Ethylmalonic encephalopathy (EE) is a rare metabolic disorder caused by dysfunction of ETHE1 protein, a mitochondrial dioxygenase involved in hydrogen sulfide (H₂S) detoxification. EE is usually a fatal disease with a severe clinical course mainly associated with developmental delay and regression, recurrent petechiae, orthostatic acrocyanosis, and chronic diarrhoea. Treatment includes antioxidants, antibiotics that lower H₂S levels and antispastic medications, which are not curative. The mutations causing absence of the ETHE1 protein, as is the case for the described patient, usually entail a severe fatal phenotype. Although there are rare reported cases with mild clinical findings, the mechanism leading to these milder cases is also unclear. Here, we describe an 11-year-old boy with an ETHE1 gene mutation who has no neurocognitive impairment but chronic diarrhoea, which is controlled by oral medical treatment, and progressive spastic paraparesis that responded to Achilles tendon lengthening.

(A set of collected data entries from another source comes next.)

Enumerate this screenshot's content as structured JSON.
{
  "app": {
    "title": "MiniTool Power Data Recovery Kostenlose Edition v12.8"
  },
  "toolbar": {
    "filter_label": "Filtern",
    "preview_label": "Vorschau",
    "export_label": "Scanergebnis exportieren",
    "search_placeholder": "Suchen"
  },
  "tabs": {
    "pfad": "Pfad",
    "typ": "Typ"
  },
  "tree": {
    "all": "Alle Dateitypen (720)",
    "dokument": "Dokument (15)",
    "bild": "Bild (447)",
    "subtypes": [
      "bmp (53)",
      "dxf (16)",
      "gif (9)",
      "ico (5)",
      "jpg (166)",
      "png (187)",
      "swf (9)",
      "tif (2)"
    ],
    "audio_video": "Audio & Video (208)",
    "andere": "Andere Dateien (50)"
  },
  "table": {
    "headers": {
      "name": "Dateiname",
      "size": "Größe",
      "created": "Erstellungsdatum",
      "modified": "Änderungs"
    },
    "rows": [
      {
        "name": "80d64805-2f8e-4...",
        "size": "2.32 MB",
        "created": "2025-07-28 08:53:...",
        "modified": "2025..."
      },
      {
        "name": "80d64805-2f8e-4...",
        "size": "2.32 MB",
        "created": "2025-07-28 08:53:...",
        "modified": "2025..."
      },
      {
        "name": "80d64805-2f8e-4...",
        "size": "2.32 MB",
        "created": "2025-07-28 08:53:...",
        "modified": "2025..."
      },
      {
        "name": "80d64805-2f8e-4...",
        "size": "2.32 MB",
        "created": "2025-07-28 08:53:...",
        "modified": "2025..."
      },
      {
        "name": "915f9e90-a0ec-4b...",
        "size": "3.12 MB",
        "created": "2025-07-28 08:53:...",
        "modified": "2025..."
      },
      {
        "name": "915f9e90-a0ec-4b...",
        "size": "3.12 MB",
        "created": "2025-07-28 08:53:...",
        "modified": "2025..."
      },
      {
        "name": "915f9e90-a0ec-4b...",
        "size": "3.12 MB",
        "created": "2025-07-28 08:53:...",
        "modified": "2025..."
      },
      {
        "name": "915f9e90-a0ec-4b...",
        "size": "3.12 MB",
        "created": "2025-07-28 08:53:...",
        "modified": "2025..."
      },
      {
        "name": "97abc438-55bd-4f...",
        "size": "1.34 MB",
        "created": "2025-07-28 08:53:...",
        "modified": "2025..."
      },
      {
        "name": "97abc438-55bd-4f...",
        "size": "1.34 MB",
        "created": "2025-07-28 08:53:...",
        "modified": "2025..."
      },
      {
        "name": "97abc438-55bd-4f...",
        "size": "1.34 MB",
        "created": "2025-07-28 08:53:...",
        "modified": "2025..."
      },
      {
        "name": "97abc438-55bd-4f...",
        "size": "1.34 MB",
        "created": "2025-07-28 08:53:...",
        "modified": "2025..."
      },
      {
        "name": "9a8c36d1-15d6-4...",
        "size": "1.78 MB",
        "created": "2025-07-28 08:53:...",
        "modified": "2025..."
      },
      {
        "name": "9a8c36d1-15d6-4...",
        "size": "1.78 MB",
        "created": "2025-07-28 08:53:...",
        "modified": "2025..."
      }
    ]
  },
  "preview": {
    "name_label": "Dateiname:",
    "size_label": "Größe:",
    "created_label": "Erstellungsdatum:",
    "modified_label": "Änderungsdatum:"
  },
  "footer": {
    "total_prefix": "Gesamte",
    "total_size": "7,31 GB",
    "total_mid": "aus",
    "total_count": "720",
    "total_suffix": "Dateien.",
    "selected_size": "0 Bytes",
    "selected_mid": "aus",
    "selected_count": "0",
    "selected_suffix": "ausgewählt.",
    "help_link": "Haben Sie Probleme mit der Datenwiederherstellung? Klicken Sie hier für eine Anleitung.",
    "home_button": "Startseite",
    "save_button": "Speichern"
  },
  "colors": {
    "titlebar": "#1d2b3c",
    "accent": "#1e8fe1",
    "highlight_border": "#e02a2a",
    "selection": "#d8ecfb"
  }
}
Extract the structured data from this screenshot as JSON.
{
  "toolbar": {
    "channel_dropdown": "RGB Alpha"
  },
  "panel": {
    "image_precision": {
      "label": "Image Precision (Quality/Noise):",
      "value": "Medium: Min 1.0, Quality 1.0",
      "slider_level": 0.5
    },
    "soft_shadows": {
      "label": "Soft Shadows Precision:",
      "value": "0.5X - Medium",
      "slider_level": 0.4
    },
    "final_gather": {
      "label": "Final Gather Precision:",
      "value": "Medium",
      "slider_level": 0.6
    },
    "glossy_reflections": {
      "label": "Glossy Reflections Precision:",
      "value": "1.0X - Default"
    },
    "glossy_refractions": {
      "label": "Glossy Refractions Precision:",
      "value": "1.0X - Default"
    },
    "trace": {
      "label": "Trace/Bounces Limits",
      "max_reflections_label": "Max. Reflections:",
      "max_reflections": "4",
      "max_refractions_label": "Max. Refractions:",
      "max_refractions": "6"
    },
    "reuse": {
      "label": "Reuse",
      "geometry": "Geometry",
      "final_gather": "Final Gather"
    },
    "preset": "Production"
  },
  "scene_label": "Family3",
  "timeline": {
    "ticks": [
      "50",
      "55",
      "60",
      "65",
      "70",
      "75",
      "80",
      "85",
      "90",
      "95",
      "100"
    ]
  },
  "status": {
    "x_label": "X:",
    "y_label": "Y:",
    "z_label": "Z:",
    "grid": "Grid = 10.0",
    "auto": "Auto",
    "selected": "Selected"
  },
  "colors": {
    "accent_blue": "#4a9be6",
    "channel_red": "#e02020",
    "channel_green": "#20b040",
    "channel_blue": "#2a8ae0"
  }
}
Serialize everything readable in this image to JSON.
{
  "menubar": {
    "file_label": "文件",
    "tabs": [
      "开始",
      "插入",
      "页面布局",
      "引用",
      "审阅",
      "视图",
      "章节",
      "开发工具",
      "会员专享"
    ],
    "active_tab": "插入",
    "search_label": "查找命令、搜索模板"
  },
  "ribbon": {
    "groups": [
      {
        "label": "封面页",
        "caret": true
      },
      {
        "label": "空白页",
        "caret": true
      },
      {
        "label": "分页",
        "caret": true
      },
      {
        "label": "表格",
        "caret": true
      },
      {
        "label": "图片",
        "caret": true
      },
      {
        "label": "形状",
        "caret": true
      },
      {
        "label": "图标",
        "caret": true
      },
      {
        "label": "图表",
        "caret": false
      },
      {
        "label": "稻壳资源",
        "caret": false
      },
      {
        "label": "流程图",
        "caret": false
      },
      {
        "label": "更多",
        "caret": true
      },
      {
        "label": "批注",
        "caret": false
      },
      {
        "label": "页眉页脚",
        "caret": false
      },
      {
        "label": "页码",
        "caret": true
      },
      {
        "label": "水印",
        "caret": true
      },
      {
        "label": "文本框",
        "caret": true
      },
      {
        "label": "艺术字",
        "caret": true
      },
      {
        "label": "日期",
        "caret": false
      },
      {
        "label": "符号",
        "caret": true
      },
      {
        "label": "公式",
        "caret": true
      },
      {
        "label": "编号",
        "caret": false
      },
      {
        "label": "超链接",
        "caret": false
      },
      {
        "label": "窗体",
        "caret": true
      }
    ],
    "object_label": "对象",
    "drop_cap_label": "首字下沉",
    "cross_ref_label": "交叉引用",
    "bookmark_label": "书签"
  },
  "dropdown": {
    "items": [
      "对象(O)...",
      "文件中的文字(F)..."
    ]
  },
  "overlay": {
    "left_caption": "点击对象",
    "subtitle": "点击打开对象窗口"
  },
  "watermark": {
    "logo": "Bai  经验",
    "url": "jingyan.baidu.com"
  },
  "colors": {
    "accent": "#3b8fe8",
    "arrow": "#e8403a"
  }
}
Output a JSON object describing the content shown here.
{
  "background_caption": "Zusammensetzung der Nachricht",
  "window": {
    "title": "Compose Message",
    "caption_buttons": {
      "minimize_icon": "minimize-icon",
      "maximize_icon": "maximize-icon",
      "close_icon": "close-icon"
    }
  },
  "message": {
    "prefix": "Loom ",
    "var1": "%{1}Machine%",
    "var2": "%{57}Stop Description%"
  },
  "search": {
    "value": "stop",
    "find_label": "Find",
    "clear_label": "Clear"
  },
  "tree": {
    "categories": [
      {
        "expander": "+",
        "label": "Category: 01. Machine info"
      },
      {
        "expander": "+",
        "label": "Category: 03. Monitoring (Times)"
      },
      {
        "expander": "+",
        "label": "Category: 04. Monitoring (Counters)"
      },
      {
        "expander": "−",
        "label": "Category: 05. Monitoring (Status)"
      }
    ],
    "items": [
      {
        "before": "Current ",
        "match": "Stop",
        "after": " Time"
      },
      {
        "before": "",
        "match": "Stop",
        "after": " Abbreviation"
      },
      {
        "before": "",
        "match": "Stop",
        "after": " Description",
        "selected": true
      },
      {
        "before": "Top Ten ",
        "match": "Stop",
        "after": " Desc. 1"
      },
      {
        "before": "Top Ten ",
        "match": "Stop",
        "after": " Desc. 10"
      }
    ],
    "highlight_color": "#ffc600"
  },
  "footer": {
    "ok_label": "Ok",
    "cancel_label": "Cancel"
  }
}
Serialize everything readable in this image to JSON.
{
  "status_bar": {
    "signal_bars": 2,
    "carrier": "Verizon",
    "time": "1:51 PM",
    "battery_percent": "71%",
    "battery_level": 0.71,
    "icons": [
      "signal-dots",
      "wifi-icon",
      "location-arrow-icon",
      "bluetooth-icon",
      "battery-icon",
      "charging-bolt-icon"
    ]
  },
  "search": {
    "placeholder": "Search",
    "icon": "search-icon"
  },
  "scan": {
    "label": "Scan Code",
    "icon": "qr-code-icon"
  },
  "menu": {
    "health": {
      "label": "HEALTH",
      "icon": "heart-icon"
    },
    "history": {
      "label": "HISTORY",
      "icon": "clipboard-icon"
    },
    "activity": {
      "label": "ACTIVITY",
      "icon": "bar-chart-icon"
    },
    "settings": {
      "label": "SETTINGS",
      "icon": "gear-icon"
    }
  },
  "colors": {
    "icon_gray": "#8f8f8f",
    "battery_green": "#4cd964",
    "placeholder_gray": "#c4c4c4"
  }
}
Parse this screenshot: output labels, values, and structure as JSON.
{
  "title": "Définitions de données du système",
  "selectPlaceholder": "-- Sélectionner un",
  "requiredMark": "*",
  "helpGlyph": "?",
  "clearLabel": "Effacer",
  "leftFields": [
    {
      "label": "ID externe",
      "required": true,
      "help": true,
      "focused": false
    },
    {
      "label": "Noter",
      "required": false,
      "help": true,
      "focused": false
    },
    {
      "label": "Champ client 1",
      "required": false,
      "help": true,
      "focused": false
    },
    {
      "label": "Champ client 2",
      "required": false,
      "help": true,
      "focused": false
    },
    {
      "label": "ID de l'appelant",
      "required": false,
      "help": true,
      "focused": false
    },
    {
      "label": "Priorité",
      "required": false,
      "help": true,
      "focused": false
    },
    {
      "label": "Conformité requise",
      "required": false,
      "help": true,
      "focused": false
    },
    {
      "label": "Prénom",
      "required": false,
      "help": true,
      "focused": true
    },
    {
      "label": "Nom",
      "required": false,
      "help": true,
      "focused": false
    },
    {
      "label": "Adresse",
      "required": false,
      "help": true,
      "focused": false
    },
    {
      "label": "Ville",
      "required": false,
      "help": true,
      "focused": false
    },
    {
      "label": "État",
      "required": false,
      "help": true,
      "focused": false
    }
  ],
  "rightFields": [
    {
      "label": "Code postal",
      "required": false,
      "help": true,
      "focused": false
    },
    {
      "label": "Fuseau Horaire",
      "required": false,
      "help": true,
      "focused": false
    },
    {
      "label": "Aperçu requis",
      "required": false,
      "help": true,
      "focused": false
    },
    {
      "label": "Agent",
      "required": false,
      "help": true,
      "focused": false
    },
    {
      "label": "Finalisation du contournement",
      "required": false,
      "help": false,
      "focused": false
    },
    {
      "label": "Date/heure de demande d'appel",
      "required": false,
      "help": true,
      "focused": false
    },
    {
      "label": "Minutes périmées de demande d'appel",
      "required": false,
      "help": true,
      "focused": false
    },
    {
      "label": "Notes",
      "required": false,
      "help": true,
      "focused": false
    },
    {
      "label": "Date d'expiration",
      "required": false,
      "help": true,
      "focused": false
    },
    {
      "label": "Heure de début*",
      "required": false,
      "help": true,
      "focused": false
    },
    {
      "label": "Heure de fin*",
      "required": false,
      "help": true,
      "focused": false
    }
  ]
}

丙二酸脑病（EE）是由ETHE1蛋白（参与硫化氢（H ₂ S）排毒的线粒体双加氧酶）功能异常引起的罕见代谢疾病。EE通常是一种致命疾病，临床病程较重，主要与发育延迟和消退，复发性瘀斑，体位性肢端氰症和慢性腹泻有关。治疗包括抗氧化剂，降低H _2的抗生素S水平和抗痉挛药，不能治愈。如所描述的患者的情况那样，导致缺乏ETHE1蛋白的突变通常引起严重的致命表型。尽管很少有报道病例具有轻度的临床发现，但导致这些轻度病例的机制也不清楚。在这里，我们描述了一个具有ETHE1基因突变的11岁男孩，该男孩没有神经认知障碍，但有慢性腹泻（由口服药物治疗控制）和进行性跟腱痉挛性痉挛性轻瘫。